Las palabras de Magnason están destinadas a estimular el duelo y la movilización, dice Howe, “para animar a la gente a la acción”. Todo el concepto de Un-Glacier Tour, añade Howe, es “una obra de teatro sobre[el turismo de aventura], un giro irónico… que pretende llamar la atención sobre lo que está ocurriendo, no sólo en Islandia sino en todo el mundo, a medida que los glaciares y las capas de hielo se transforman”.

La piedra en Ok que Howe y el equipo eligieron para el marcador les pareció el lugar perfecto porque está flanqueada por otras rocas “que sirven como bancos naturales para los humanos cansados”, dice Howe. En un mundo en calentamiento -donde los hogares y las comunidades serán tragados por el agua, donde las temperaturas se dispararán, donde las cosechas lucharán y las enfermedades se propagarán- los seres humanos estarán muy cansados, ya sea que les duelan o no las extremidades por trepar a un volcán islandés.

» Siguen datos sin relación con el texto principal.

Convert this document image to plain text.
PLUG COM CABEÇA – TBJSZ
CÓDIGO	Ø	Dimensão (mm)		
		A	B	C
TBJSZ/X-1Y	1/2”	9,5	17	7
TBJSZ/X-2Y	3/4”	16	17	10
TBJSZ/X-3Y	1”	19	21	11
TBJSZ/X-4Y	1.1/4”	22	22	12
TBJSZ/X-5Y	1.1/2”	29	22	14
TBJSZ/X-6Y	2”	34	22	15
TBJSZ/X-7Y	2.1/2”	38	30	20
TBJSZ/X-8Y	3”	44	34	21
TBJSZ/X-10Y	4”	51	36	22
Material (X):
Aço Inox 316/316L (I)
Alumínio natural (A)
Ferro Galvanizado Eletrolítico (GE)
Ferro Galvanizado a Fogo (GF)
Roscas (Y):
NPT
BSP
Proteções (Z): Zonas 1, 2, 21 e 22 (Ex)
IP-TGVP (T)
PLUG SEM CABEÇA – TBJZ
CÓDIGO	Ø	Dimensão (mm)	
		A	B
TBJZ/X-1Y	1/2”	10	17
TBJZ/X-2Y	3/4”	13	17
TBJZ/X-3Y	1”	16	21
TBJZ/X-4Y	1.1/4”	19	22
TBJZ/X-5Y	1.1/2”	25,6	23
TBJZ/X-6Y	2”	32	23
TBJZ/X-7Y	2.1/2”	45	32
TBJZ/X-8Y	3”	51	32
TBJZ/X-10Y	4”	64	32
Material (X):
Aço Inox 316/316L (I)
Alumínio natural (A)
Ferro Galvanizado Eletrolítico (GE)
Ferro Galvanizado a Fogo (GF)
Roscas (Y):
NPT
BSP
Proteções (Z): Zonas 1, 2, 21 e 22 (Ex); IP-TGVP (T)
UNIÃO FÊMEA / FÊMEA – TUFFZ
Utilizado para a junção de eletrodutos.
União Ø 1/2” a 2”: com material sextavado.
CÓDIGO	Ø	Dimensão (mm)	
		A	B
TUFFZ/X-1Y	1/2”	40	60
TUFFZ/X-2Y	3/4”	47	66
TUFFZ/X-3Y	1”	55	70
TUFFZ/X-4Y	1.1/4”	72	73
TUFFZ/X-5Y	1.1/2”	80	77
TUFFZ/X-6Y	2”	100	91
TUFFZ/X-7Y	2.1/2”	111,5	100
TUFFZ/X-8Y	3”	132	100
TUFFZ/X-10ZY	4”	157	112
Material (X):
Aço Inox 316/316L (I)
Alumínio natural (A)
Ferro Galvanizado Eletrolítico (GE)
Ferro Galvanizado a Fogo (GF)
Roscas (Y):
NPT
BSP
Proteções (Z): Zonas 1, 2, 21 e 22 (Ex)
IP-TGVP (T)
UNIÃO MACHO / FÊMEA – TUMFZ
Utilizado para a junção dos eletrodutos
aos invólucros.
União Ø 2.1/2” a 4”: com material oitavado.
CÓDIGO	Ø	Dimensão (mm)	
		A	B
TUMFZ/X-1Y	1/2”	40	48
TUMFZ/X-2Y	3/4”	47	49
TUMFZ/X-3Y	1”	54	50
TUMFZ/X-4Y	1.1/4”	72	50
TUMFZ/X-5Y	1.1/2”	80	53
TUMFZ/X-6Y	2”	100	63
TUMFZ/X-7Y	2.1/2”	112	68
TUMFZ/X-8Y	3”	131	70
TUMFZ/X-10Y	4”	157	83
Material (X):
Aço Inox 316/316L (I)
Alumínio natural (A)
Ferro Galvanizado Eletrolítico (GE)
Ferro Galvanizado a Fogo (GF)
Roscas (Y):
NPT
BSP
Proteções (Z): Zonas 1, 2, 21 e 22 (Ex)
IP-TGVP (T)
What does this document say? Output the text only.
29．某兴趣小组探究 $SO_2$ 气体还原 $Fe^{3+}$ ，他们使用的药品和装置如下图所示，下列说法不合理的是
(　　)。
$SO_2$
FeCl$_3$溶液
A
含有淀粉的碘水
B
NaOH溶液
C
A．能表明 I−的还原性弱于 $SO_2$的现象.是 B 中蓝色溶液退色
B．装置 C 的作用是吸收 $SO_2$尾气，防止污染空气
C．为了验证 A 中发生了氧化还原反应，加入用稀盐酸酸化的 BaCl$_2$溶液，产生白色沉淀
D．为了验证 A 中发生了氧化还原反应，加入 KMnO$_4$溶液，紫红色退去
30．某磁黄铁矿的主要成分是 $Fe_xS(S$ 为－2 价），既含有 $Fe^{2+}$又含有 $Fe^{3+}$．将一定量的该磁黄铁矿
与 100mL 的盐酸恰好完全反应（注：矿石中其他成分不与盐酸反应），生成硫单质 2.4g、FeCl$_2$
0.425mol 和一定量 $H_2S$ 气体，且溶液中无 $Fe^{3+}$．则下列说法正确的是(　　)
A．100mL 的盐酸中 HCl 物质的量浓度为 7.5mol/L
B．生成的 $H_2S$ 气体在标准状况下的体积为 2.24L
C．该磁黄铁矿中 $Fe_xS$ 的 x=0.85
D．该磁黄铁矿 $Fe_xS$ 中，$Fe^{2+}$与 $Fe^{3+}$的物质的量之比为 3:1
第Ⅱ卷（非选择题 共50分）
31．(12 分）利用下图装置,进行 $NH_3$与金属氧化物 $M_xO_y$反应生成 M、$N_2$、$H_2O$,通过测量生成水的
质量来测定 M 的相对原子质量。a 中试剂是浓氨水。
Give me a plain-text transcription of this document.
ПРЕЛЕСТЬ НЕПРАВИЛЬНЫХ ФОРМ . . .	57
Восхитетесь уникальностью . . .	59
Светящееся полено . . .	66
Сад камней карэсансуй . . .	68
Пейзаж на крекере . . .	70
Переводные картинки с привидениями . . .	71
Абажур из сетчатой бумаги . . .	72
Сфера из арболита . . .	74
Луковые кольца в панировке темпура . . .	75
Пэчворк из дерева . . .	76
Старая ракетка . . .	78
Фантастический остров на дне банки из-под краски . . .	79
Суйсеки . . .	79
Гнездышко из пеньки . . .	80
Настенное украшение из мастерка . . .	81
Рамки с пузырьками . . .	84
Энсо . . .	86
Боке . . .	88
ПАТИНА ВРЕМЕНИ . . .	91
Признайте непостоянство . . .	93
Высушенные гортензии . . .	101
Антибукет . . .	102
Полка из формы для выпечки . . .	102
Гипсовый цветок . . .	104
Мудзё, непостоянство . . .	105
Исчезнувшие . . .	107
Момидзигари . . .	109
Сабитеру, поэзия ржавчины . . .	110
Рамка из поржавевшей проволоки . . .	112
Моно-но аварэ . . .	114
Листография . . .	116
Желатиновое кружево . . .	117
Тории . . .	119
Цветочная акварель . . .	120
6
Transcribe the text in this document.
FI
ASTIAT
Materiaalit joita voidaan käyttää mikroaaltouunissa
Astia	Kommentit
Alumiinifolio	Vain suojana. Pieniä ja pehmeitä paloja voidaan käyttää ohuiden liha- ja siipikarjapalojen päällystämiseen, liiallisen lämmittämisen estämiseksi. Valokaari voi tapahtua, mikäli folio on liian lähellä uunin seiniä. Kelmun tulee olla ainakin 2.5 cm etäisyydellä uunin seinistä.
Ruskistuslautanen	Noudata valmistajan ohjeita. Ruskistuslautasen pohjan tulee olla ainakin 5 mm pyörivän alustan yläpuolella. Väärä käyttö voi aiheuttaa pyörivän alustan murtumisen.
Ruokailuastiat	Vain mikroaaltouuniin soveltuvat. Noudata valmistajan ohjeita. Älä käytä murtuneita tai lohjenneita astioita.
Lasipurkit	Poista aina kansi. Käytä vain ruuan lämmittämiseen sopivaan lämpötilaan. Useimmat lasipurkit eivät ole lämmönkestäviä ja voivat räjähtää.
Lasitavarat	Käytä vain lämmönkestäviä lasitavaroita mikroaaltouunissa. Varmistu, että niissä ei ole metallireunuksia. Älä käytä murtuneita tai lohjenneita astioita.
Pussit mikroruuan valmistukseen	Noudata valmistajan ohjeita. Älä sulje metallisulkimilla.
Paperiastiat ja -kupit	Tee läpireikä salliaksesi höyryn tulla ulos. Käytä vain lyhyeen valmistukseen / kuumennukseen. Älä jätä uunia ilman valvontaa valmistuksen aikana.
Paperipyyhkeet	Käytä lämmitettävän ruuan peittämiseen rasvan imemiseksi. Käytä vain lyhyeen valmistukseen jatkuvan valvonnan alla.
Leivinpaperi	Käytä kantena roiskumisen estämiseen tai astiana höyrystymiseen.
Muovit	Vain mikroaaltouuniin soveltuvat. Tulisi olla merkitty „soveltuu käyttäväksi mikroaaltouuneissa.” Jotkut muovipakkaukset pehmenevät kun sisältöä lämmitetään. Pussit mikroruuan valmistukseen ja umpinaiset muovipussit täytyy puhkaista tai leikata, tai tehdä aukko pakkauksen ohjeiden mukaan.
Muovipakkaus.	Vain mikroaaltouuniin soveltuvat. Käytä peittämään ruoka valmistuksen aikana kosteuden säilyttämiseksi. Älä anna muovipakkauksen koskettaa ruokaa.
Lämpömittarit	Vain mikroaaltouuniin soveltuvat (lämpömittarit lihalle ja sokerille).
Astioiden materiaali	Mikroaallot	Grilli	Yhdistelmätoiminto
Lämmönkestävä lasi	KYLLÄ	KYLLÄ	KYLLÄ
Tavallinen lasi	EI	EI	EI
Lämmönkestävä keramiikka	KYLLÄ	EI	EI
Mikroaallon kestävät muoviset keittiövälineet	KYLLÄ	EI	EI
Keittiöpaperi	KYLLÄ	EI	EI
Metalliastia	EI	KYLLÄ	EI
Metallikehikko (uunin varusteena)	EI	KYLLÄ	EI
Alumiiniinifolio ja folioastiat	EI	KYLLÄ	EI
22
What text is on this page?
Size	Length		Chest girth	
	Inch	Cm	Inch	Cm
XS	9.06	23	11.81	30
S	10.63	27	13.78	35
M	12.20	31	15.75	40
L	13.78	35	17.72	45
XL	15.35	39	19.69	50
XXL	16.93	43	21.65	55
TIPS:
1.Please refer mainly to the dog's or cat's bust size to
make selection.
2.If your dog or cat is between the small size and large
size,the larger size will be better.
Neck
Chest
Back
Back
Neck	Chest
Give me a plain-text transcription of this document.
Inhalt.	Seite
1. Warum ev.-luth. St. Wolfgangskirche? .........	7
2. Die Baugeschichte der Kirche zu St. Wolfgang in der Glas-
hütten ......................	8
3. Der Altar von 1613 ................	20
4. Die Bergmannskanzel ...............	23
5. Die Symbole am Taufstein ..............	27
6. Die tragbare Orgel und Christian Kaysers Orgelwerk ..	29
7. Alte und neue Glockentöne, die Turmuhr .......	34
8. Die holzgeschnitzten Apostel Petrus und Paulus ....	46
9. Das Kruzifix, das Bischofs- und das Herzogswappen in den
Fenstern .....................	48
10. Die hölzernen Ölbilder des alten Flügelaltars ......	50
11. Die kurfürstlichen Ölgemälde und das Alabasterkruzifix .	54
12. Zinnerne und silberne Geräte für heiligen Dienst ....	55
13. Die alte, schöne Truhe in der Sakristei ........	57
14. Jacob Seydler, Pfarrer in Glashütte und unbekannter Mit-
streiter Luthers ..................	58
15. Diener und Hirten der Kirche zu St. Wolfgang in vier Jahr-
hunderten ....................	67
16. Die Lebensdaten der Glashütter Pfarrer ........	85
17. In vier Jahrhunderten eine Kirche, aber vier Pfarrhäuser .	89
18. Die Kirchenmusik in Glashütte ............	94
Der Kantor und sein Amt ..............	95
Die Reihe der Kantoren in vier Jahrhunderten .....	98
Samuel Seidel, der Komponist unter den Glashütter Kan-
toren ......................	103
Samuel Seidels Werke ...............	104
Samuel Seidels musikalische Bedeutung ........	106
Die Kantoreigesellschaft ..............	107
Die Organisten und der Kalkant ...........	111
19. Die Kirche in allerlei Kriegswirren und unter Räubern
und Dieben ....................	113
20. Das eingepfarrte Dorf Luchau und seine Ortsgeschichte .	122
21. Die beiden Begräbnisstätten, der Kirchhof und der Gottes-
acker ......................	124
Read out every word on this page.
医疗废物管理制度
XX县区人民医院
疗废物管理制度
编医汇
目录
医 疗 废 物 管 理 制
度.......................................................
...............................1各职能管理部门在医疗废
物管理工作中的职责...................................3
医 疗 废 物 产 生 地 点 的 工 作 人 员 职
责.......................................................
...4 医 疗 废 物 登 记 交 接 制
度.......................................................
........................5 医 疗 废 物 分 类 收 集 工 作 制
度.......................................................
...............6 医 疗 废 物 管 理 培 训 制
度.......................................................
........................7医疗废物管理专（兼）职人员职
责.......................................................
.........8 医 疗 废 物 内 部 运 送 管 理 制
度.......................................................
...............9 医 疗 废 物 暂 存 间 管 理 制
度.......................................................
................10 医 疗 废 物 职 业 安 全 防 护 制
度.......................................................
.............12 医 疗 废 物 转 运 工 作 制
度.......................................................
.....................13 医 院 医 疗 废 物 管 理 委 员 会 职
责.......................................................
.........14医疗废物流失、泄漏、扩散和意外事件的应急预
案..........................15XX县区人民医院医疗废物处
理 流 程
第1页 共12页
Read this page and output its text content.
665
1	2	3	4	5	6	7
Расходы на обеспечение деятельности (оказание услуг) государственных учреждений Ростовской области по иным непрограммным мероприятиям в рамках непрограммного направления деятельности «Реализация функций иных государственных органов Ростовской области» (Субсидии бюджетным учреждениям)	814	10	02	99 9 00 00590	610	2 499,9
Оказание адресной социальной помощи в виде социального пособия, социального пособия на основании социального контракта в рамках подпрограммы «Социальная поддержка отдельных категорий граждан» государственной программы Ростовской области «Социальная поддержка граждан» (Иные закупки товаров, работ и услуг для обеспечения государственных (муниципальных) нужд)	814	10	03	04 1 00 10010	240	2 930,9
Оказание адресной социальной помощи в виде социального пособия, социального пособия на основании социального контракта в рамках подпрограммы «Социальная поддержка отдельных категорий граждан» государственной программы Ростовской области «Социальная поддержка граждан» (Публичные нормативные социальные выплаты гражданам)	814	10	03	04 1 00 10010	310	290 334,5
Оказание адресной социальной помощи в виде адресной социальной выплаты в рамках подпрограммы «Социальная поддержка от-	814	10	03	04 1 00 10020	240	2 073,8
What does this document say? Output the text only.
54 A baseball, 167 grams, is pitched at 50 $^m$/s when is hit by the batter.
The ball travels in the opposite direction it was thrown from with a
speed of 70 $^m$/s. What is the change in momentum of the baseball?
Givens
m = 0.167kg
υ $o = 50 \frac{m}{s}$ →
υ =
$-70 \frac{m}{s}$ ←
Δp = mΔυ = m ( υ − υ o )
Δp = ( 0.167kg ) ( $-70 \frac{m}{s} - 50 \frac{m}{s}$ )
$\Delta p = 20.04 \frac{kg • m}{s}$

A medida que los glaciares continúan derritiéndose, también corremos el riesgo de no volver a estar nunca más cerca de algo congelado, antiguo y gigante. “La proximidad a un glaciar es la proximidad a un frío seco”, dice Howe. “Más bien de otro mundo, diría yo.” Eventualmente, podría ser una experiencia que el mundo ha perdido para siempre.